Global climate change is one of the biggest challenges facing the world. Global economy is critically dependent on fossil fuels. Environmentally benign and sustainable technologies that mitigate carbon dioxide emissions are some of the options to reduce/reverse the impact on climate. Cultivation of algae (Fig. 1) using flue stack gases from coal power plants and nutrient rich waste waters is one of the sustainable alternatives that can also reduce dependence on foreign oil.

Algae are microscopic plants that can grow in diverse environmental conditions. Many species store up to 60% of their body weight (dry basis) as lipids. Due to their higher productivities (> 30 times compared to soybeans) and higher lipid content their potential for biodiesel production has been extensively investigated. Aquatic species program of the U.S. Department of Energy identified, amongst others, cost of production as a principal obstacle in adoption of the algae technology on a large scale (Sheehan et al, 1998).

Some of the important factors in high production costs were low productivities, nutrient costs. Cultivation of micro algae near power plants can provide a cheap source of carbon dioxide thus reducing production costs. It has been shown by many researchers that algae grow optimally in an enriched carbon dioxide (3-5% v/v) medium that can be easily produced by blending air and the flue stack gases from power plants. These strategies have been studied by a number of research groups since 1960’s, notably by Prof. Mayers group in Israel (REF). Many advances in technology have made it possible to overcome difficulties faced by earlier researchers and lead to a commercially viable solution for carbon dioxide mitigation.

Micro algae can be produced in two systems: Open ponds and photobioreactors. Open pond cultivation systems generally consist of shallow (30-50cm) open trenches with paddle wheels to circulate water. Temperature is not generally controlled and light intensity is dependent on incoming solar insolation. Photobioreactors are closed bioreactors that permit exchange of light and energy without material exchange from surroundings. Growing algae in photobioreactors confers many advantages such as greater productivity, reduced contamination, and better control compared to open pond systems. Since operating conditions in open systems are not completely controlled and they have greater possibility of contamination, the productivities are lower compared to photobioreactors.

However, capital and operating costs are also lower as compared to photobioreactors. Therefore to achieve economically viable algal biodiesel production it is essential to design efficient systems combining both open pond and photobioreactor technologies with optimized performance for the algae strains. Additionally, development of efficient processes to recover algae is critical for economic viability of algal biodiesel. Most of the proposed strategies to recover algae from the growth media such as centrifuges, screens and bio/chemical flocculation are expensive or unreliable in a large scale operation. Although some of these processes are used in commercial production of Spiriluna, the economics of operations are different economics as it is sold as human food. Therefore to produce biodiesel from algae, it is critical to use simple, reliable and low cost algae recovery processes.

Rapid sand filtration is one of the low cost technologies that could be used to harvest/concentrate algae after cultivation in open pond systems.  In some of the literature in the rapid sand filter design, it is indicated that the process is effective for particles >100m assuming no interaction effects between algae and the sand particles. However, most of the algae of interest such as Chlorella and Dunaliella sp. are <10m. Some researchers were able to achieve >90% separation using smaller effective particle size and lower flow rates. Hence there are conflicting reports of the efficacy of this process in literature.

The objectives of this senior design project will be to design, develop and evaluate some elements of the integrated micro algae cultivation and processing system utilizing carbon dioxide as carbon source to produce renewable fuel and fertilizer.

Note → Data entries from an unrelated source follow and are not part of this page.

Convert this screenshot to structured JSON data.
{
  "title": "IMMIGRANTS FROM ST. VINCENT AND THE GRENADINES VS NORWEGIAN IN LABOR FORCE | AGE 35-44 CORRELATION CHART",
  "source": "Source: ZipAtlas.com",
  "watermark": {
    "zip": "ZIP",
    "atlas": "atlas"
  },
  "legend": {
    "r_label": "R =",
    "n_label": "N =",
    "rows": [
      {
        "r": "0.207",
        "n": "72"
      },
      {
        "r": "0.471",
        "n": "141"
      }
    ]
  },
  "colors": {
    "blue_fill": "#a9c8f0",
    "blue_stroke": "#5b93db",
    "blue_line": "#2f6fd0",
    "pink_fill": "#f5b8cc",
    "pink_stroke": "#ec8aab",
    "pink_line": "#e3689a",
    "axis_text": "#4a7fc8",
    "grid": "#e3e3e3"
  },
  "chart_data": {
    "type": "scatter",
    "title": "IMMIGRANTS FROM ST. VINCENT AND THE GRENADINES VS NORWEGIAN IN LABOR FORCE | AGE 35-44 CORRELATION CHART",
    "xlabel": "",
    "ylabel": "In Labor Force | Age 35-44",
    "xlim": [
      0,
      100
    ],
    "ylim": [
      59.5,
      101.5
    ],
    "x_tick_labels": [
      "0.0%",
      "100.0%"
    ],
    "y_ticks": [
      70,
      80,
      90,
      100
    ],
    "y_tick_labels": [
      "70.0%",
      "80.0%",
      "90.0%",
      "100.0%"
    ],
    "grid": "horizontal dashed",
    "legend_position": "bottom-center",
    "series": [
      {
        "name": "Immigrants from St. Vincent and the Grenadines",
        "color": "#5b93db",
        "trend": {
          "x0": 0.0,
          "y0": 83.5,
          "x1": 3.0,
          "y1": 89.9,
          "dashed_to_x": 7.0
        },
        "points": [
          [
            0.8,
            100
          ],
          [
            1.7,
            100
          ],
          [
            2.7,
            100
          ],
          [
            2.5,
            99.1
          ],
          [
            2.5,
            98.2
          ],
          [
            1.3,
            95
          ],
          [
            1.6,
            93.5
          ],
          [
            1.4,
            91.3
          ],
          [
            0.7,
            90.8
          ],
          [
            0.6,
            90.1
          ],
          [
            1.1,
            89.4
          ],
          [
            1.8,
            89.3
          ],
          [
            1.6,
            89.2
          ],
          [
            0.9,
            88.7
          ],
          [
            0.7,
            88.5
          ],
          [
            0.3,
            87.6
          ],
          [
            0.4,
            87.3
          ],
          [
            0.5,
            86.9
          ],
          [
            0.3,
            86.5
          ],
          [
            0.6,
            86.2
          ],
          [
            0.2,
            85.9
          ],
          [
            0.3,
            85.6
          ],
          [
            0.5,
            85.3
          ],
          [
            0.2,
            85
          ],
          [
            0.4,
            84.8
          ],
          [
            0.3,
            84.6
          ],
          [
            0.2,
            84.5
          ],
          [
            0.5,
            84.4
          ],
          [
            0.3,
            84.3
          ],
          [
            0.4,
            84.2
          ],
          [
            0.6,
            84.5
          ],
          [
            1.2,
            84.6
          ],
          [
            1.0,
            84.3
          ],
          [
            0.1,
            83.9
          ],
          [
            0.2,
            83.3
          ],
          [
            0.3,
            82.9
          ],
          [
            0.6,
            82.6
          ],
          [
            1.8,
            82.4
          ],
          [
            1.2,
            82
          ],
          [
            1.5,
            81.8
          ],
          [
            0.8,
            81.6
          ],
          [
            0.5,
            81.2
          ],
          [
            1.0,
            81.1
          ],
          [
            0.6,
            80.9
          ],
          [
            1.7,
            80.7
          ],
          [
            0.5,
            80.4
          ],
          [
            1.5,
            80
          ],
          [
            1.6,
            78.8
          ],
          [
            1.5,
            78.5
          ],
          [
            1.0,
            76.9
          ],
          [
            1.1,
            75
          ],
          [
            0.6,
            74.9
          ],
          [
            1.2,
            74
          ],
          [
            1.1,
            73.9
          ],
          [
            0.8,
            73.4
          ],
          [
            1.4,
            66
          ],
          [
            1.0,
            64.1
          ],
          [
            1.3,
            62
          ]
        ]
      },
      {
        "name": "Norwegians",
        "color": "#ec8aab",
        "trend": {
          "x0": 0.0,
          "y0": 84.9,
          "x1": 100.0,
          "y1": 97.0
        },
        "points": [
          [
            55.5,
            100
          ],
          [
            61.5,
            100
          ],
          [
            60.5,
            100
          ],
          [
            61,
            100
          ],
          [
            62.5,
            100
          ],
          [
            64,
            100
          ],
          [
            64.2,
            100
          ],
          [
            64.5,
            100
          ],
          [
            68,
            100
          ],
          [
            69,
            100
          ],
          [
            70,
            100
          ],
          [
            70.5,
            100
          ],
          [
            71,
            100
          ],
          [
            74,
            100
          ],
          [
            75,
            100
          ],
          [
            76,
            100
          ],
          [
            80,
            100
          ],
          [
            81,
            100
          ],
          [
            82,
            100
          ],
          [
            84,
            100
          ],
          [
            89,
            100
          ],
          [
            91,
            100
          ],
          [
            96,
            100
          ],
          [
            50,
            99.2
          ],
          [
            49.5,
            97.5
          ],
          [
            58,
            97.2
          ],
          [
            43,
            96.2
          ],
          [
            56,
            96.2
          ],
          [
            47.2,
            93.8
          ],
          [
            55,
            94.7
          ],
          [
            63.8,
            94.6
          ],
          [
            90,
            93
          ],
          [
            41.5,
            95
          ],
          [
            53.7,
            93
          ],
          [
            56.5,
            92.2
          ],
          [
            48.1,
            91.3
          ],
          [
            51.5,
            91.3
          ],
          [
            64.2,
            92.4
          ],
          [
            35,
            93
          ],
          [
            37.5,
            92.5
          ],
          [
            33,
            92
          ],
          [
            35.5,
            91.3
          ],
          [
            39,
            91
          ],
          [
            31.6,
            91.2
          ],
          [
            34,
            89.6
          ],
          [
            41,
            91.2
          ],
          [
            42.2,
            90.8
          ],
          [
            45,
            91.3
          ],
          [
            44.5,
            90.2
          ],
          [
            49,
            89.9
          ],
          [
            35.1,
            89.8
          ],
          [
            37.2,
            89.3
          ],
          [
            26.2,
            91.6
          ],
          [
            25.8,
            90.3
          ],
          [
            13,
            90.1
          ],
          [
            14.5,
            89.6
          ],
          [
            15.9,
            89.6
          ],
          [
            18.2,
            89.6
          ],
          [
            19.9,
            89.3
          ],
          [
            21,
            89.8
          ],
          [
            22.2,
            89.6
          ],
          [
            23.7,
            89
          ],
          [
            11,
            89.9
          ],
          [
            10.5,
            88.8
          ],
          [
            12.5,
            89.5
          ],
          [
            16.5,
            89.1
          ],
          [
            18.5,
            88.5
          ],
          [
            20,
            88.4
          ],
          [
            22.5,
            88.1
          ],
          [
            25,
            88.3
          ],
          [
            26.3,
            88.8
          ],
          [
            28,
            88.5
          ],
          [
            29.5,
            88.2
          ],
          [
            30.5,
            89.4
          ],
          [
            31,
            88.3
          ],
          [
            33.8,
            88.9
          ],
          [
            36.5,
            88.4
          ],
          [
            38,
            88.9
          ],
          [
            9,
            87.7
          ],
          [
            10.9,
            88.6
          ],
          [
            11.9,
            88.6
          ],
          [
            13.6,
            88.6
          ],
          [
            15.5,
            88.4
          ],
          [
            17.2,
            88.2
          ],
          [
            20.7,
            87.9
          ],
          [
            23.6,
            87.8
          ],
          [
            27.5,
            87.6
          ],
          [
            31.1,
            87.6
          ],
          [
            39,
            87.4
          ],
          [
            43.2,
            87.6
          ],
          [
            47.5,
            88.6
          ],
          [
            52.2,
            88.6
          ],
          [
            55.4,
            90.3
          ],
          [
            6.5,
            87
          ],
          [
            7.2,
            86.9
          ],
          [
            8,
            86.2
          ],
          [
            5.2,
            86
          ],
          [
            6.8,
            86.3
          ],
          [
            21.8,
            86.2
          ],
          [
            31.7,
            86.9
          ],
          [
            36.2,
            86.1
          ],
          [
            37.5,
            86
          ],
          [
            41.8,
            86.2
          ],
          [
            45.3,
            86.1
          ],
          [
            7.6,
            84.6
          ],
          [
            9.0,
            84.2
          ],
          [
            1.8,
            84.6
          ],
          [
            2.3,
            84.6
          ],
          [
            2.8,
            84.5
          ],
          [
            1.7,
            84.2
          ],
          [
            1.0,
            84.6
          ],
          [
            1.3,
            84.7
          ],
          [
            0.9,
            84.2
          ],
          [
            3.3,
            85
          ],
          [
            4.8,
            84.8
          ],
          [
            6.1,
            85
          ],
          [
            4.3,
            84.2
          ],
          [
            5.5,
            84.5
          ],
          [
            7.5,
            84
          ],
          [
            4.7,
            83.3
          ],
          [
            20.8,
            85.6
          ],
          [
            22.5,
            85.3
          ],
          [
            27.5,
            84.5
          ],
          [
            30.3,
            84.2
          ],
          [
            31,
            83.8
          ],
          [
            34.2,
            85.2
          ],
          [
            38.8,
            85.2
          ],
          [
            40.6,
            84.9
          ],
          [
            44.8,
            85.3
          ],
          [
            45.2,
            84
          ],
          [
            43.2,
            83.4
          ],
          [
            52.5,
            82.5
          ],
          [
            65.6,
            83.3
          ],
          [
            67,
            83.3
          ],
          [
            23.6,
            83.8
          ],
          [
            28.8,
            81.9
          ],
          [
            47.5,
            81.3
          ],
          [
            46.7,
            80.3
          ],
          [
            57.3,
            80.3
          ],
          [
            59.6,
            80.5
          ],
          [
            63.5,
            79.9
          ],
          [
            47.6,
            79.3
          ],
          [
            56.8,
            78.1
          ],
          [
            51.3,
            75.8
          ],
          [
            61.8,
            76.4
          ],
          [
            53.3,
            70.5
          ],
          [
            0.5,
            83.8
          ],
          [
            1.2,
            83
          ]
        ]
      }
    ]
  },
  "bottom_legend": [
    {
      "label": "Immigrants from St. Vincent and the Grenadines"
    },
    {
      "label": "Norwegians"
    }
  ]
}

The specific objectives of the work are:

  1. Evaluate a pilot scale micro algae cultivation system.
  2. Design and construct a rapid sand filtration system.
  3. Perform process and economic analysis of a large scale algae cultivation system.

Available resources:

  1. A 1200L open pond system with automatic pH based control of CO2 injection, temperature and light intensity monitoring is available for experiments. Minor repair of the paddle wheel (1 week time) is needed to operationalize this system.
  2. A preliminary design of the rapid sand filtering system has been completed.
  3. SuperPro software to perform process and economic analysis is available.
  4. Instrumentation to measure algae biomass, chlorophyll, carbon, nitrogen, crude lipid and ash content is available.